Primary Outcome Measures:
- Peak PTH and area under the curve for PTH measurement [ Time Frame: Measured at baseline and Month 12 ] [ Designated as safety issue: No ]
- Change in a modified XLH Disease Index (XDI) [ Time Frame: Measured at Month 12, compared with baseline ] [ Designated as safety issue: No ]
Secondary Outcome Measures:
- Clinical parameters of height and blood pressure [ Time Frame: Measured at baseline and Month 12 ] [ Designated as safety issue: No ]
- Static parameters of serum alkaline phosphatase, CTx (resorption marker), PINP (bone turnover marker), 25-OH vitamin D, FGF7, FRP4 and MEPE (potential disease mediators), urinary calcium excretion, and TMP [ Time Frame: Measured at baseline and Month 12 ] [ Designated as safety issue: No ]
- Diurnal measure including serum Ca, P, PTH, 1,25 vitamin D, and FGF23 (intact and C-terminal) [ Time Frame: Measured at baseline and Month 12 ] [ Designated as safety issue: No ]
- Repeat bone scan [ Time Frame: Measured at baseline and Month 12 ] [ Designated as safety issue: No ]
- Repeat cardiac sonogram [ Time Frame: Measured at baseline and Month 12 ] [ Designated as safety issue: No ]
- Clinical questionnaire, SF-36v2 [ Time Frame: Measured at baseline and Month 12 ] [ Designated as safety issue: No ]
- Overall disease score on XDI [ Time Frame: Measured at baseline and Month 12 ] [ Designated as safety issue: No ]

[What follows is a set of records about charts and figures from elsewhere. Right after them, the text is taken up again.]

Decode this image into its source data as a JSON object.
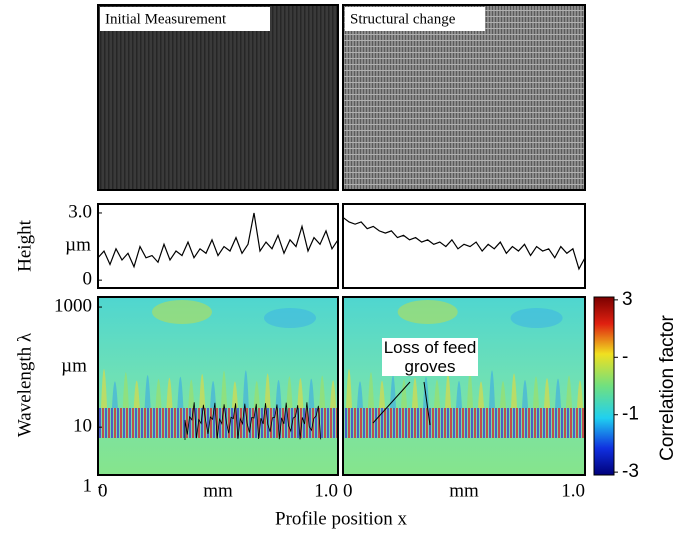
{
  "images": {
    "left_label": "Initial Measurement",
    "right_label": "Structural change"
  },
  "chart_data": [
    {
      "type": "line",
      "ylabel": "Height",
      "yunit": "µm",
      "color": "#000000",
      "xlim": [
        0,
        1
      ],
      "ylim": [
        -0.35,
        3.4
      ],
      "yticks": [
        0,
        {
          "value": 3,
          "label": "3.0"
        }
      ],
      "x": [
        0,
        0.025,
        0.05,
        0.075,
        0.1,
        0.125,
        0.15,
        0.175,
        0.2,
        0.225,
        0.25,
        0.275,
        0.3,
        0.325,
        0.35,
        0.375,
        0.4,
        0.425,
        0.45,
        0.475,
        0.5,
        0.525,
        0.55,
        0.575,
        0.6,
        0.625,
        0.65,
        0.675,
        0.7,
        0.725,
        0.75,
        0.775,
        0.8,
        0.825,
        0.85,
        0.875,
        0.9,
        0.925,
        0.95,
        0.975,
        1
      ],
      "values": [
        1.0,
        1.3,
        0.7,
        1.4,
        0.9,
        1.2,
        0.6,
        1.5,
        1.0,
        1.1,
        0.8,
        1.6,
        0.9,
        1.3,
        1.1,
        1.7,
        1.0,
        1.4,
        1.2,
        1.8,
        1.1,
        1.5,
        1.3,
        1.9,
        1.2,
        1.6,
        3.0,
        1.3,
        1.7,
        1.4,
        2.0,
        1.2,
        1.8,
        1.5,
        2.4,
        1.3,
        1.9,
        1.6,
        2.2,
        1.4,
        1.8
      ]
    },
    {
      "type": "line",
      "color": "#000000",
      "xlim": [
        0,
        1
      ],
      "ylim": [
        -0.35,
        3.4
      ],
      "x": [
        0,
        0.025,
        0.05,
        0.075,
        0.1,
        0.125,
        0.15,
        0.175,
        0.2,
        0.225,
        0.25,
        0.275,
        0.3,
        0.325,
        0.35,
        0.375,
        0.4,
        0.425,
        0.45,
        0.475,
        0.5,
        0.525,
        0.55,
        0.575,
        0.6,
        0.625,
        0.65,
        0.675,
        0.7,
        0.725,
        0.75,
        0.775,
        0.8,
        0.825,
        0.85,
        0.875,
        0.9,
        0.925,
        0.95,
        0.975,
        1
      ],
      "values": [
        2.8,
        2.6,
        2.5,
        2.6,
        2.3,
        2.4,
        2.2,
        2.1,
        2.2,
        1.9,
        2.0,
        1.8,
        1.9,
        1.7,
        1.8,
        1.6,
        1.7,
        1.5,
        1.8,
        1.4,
        1.6,
        1.5,
        1.7,
        1.3,
        1.6,
        1.4,
        1.7,
        1.2,
        1.5,
        1.3,
        1.6,
        1.1,
        1.5,
        1.3,
        1.4,
        1.0,
        1.5,
        1.2,
        1.4,
        0.5,
        1.0
      ]
    },
    {
      "type": "heatmap",
      "ylabel": "Wavelength λ",
      "yunit": "µm",
      "log_scale": true,
      "ylim": [
        1.6,
        1470
      ],
      "yticks": [
        1,
        10,
        1000
      ],
      "xlim": [
        0,
        1
      ],
      "xticks": [
        0,
        {
          "value": 1,
          "label": "1.0"
        }
      ],
      "xlabel": "mm"
    },
    {
      "type": "heatmap",
      "xlim": [
        0,
        1
      ],
      "xticks": [
        0,
        {
          "value": 1,
          "label": "1.0"
        }
      ],
      "xlabel": "mm",
      "annotation": "Loss of feed groves",
      "colorbar": {
        "label": "Correlation factor",
        "lim": [
          -3.1,
          3.1
        ],
        "ticks": [
          3,
          {
            "value": 1,
            "label": "-"
          },
          -1,
          -3
        ]
      }
    }
  ],
  "xlabel": "Profile position x"
}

XLH rickets is a rare inherited disorder in which the bones become painfully soft and bend easily because of a phosphate deficiency. This genetic defect causes the kidneys to allow excretion of an inappropriately high amount of phosphate into the urine. The kidneys are also unable to convert vitamin D into a form usable by the body, resulting in inadequate amounts of active vitamin D. Because vitamin D is needed to absorb calcium and phosphate from the intestine, this deficiency further reduces phosphate levels. Without the sufficient phosphate needed for normal bone growth, individuals with XLH rickets typically develop skeletal malformations, bone pain, and abnormally bowed legs. Hyperparathyroidism, a condition in which the parathyroid glands excrete excess amounts of PTH, also occurs frequently in individuals with XLH rickets, and may play a significant role in the skeletal complications associated with XLH rickets. The purpose of this study is to determine the effectiveness of paricalcitol in lowering PTH levels and reducing disease symptoms in individuals with XLH rickets.
This study will last 12 months. Participants will be randomly assigned to receive either paricalcitol or placebo, taken in the form of two pills daily for the duration of the study. During a baseline 3-day inpatient hospital stay, participants will undergo a physical exam, a cardiac ultrasound, a bone scan, blood collection, and a radiographic skeletal survey. The skeletal survey will include x-rays of various body parts. Participants who are 18 years or younger will not undergo the radiographic skeletal survey. Study visits for all participants will occur every 2 months until the end of the study. These visits will include a physical exam, review of disease symptoms, blood and urine collection, and a check of medication compliance.